In one case, a new pair had been formed within two days of a death, and if you think that’s a bit perfunctory, then, in five out of eight situations, it happened within two weeks! Almost invariably, a territory-owner that has lost its mate will have a new partner before the next breeding season. In a sense, you might say that the territory is king. It is the precious resource, and the mate is somewhat expendable!

Nevertheless, this does mean that, after many stressful weeks on the brink of starvation, with no clear future, some owls suddenly hit the jackpot, finding a territory and a mate at the same time, securing not just a chance of survival but a chance to breed, too. And this isn’t unusual.
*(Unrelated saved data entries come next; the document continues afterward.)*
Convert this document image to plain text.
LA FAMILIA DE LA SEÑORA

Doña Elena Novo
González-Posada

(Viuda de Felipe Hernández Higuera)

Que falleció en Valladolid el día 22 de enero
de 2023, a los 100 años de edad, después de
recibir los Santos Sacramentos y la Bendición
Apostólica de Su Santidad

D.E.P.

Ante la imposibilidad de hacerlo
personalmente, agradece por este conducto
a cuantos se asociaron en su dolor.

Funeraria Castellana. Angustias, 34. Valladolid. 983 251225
Other birds fortunate enough to find a territory may do so as a singleton. In that event they are likely to pair up early the following spring, after bouts of spring hooting. Once paired, Tawny Owls remain together until one dies, and their pair-bonds are strong. There are negligible sexual shenanigans among Tawny Owls, although the occasional male might become bigamous. After a fraught autumn, though, Tawny Owl life settles down by the turn of the year. By now, all the previous breeding season’s fledglings are the proud owners of territories, or dead. The winter rids the ground of excess vegetation, leaving less to cover up Tawny Owl prey. Nights are longer, so potentially leaving more time for hunting.
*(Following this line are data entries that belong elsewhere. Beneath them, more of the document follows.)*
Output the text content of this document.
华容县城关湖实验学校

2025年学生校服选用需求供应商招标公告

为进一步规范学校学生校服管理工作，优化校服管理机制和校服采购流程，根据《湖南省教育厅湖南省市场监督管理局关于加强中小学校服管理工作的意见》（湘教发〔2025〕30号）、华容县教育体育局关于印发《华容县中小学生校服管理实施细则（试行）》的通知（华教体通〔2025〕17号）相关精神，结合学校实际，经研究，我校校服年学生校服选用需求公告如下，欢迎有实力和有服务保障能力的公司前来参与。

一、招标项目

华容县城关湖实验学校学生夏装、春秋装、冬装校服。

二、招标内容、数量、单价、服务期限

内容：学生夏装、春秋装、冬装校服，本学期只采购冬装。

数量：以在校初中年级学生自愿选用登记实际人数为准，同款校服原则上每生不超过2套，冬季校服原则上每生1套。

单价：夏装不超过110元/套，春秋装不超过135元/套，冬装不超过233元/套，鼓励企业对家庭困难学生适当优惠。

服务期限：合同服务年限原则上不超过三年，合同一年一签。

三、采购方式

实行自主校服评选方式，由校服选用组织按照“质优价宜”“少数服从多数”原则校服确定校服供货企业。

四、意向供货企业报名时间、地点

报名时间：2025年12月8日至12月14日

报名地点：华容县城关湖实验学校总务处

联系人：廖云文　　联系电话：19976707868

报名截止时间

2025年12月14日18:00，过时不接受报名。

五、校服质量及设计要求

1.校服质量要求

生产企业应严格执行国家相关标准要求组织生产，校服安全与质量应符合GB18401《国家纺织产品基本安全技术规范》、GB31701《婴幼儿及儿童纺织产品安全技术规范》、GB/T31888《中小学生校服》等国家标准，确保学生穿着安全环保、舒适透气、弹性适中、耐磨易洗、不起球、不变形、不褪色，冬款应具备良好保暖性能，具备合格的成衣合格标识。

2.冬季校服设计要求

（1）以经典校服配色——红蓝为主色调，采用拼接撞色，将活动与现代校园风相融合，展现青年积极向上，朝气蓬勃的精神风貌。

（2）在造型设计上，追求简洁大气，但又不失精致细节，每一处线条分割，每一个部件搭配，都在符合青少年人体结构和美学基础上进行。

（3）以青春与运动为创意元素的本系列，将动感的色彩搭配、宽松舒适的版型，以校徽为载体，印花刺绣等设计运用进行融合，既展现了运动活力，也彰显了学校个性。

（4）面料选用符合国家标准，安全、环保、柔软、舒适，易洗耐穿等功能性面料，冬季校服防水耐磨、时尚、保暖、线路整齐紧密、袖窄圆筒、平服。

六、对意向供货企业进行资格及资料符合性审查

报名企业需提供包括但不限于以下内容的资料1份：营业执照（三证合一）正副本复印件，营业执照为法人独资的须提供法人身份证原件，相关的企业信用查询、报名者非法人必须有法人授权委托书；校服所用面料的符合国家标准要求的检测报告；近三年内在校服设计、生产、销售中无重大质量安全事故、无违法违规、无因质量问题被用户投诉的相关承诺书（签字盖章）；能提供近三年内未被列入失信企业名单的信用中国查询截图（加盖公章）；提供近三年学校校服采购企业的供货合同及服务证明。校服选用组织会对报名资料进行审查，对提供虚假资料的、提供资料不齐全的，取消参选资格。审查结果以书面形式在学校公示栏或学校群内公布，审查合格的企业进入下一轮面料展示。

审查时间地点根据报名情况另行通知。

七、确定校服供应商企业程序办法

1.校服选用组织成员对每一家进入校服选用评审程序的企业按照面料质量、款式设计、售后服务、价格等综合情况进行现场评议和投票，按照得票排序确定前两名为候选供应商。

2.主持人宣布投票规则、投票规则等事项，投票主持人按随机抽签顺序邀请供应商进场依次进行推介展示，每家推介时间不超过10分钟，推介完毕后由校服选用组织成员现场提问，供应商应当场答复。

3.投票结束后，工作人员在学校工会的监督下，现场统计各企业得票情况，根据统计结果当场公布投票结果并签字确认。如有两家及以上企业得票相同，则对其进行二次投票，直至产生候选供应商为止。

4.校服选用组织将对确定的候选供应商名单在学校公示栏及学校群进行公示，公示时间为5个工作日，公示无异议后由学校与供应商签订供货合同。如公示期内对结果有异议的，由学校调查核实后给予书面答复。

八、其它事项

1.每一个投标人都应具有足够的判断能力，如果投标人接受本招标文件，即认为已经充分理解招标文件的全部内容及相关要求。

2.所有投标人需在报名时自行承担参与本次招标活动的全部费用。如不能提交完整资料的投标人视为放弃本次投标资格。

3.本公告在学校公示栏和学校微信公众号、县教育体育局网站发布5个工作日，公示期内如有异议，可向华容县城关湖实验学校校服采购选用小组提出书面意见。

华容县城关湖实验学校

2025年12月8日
By the next spring, if an owlet has survived, it will have enjoyed months of feeding and practising hunting in its new territory. It is unlikely to breed as a yearling. Instead, it can ride out the weeks and months in a degree of comfort. It is a far cry from the days when all its needs were provided for, but this time, if all goes well, its ‘salad nights’ will last.

TAWNY OWL FACTFILE

Scientific name: Strix aluco

Length: 37-39cm

Wingspan: 94-104cm

UK numbers: 50,000 breeding pairs

Habitat: Woodland

Diet: Mammals, rodents, birds, frogs, fish, worms and insects

WHERE TO SEE TAWNY OWL

This nocturnal bird can be heard calling at night and may be seen in the daytime if inadvertently disturbed from its woodland roost. Pellets can be seen below roosting places, such as up against a tree trunk or among Ivy.